LOST AT SCHOOL
The premise of this book is that kids with behavioral challenges lack important thinking skills, an idea supported by research in the neurosciences over the past thirty years on kids who are aggressive and have difficulty getting along with people and those diagnosed with ADHD, mood and anxiety disorders, oppositional defiant disorder, conduct disorder, autism spectrum disorders, and language-processing disorders. The thinking skills involved aren’t in the traditional academic domains – reading, writing, and arithmetic – but rather in domains such as regulating one’s emotions, considering the outcomes of one’s actions before one acts, understanding how one’s behavior is affecting other people, having the words to let people know something’s the matter, and responding to changes in plan in a flexible manner. In other words, these kids have a developmental delay, a learning disability of sorts. In the same way that kids who are delayed in reading are having difficulty mastering the skills required for becoming proficient in reading, challenging kids are having difficulty mastering the skills required for becoming proficient in handling life’s social, emotional, and behavior challenges.
Ross W. Greene: Lost At School, p. 7.
We’ve witnessed a disturbing trend in recent years: the almost automatic inclination to use medication to treat kids who have difficulty regulating their emotions. While medication can be useful, even indispensable in some instances, jumping the gun on medicating kids whose difficulties are poorly understood is far too common. Pills don’t teach skills, and there are many factors that could set the stage for a kid to be irritable or anxious that medication won’t address. Some kids are irritable or anxious because of chronic problems that have never been solved, such as school failure, poor peer relations, being bullied, or having an unrecognized learning disability. Medication doesn’t solve these problems.
Ross Green: Lost at School, p. 21
A.D.D. as a Response to Boring Classrooms
The collision between short-attention-span kids and life-in-the-slow-lane adults is particularly evident in our schools. Here, students must often sit at desks for hours at a time, listening to monotone lectures, and going over textbook and worksheet material that is presented – not like MTV – but like MTB (Material That’s Boring). Kids who are labeled A.D.D. have a particularly rough time in such environments. Studies suggest that “A.D.D. students” do most poorly in environments that are boring and repetitive, externally controlled, lack immediate feedback, or are presided over by a familiar, maternal-like authority…the traditional classroom model: one that has as its chief features an emphasis upon rote drill, externally controlled tasks (do the work on pages 143-145), and lots of sitting in one place.

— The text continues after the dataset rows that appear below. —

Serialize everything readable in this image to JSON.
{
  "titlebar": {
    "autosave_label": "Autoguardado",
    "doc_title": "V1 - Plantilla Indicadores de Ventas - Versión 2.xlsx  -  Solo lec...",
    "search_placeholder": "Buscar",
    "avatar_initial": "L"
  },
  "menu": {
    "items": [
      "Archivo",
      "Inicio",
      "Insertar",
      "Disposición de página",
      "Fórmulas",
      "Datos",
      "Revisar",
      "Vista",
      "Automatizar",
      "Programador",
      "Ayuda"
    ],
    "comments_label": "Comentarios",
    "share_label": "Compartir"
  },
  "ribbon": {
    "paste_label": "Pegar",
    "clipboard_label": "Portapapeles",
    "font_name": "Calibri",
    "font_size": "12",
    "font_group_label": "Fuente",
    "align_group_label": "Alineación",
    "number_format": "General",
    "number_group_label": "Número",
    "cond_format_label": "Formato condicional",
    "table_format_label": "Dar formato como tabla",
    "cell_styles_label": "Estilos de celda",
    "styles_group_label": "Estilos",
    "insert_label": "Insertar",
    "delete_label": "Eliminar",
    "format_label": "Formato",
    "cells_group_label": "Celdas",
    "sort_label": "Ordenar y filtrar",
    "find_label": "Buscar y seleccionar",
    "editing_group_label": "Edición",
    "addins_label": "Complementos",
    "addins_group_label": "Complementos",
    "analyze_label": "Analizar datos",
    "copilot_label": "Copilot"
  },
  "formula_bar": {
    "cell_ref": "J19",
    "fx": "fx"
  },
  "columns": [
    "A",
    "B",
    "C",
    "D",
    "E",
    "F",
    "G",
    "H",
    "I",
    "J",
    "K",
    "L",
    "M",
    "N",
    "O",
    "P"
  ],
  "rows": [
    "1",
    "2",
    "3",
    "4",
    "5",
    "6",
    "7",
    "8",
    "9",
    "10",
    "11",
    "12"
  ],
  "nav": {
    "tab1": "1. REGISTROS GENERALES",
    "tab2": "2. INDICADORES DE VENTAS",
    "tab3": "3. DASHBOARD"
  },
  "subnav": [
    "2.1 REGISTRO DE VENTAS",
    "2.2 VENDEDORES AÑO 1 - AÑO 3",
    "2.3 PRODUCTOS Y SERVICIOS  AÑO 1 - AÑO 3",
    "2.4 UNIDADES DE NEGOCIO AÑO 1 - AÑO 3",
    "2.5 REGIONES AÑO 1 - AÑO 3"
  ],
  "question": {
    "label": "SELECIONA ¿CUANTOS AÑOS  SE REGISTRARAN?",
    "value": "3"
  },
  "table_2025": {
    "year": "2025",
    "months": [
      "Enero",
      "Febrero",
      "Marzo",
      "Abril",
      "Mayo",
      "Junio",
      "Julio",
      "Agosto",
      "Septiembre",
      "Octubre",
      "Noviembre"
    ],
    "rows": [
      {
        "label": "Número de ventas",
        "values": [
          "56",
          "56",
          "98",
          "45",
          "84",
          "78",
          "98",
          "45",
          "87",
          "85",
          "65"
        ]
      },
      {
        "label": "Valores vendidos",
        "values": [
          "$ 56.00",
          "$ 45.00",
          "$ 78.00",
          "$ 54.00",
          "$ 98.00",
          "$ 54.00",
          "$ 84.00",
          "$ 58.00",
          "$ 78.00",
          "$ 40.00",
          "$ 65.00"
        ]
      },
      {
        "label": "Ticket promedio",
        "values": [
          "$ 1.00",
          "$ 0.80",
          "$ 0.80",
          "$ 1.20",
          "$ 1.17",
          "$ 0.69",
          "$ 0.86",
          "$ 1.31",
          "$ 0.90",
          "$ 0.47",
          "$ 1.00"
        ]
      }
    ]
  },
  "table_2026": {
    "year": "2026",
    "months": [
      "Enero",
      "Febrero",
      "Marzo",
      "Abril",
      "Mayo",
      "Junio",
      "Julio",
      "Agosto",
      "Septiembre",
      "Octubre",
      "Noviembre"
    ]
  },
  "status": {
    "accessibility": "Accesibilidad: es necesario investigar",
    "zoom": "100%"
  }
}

Unfortunately, this kind of classroom is deadly not only for the so-called A.D.D. child but for all kids. In one monumental study of one thousand U.S. classrooms funded by over a dozen foundations, John Goodlad, professor of education at the University of of Washington and director of the study, concluded that America’s students spent by far the greatest amount of time in school being lectured to and working on written assignments – especially workbooks and work sheets. The study criticized the lack of exciting learning activities in our nation’s schools: “Students reported that they liked to do activities that involved them actively or in which they worked with others. These included going on field trips, making films, building or drawing things, making collections, interviewing people, acting things out, and carrying out projects. These are the things which students reported doing least and which we observed infrequently.”Goodlad lamented this educational poverty by commending: “Part of the brain, known as Magoun’s Brain, is stimulated by novelty. It appears to me that students spending twelve years in the schools we studied would be unlikely to experience much novelty.. Does part of the brain just sleep, then?”
Some students do in fact sleep, but many others respond with hyperactivity, distractibility, and other symptoms of A.D.D. For it is this kind of classroom that students labeled A.D.D. are having trouble fitting into and this sort of school that many students are being medicated into accepting.
Thomas Armstrong, Ph.D.: The Myth of the A.D.D. Child, p. 30.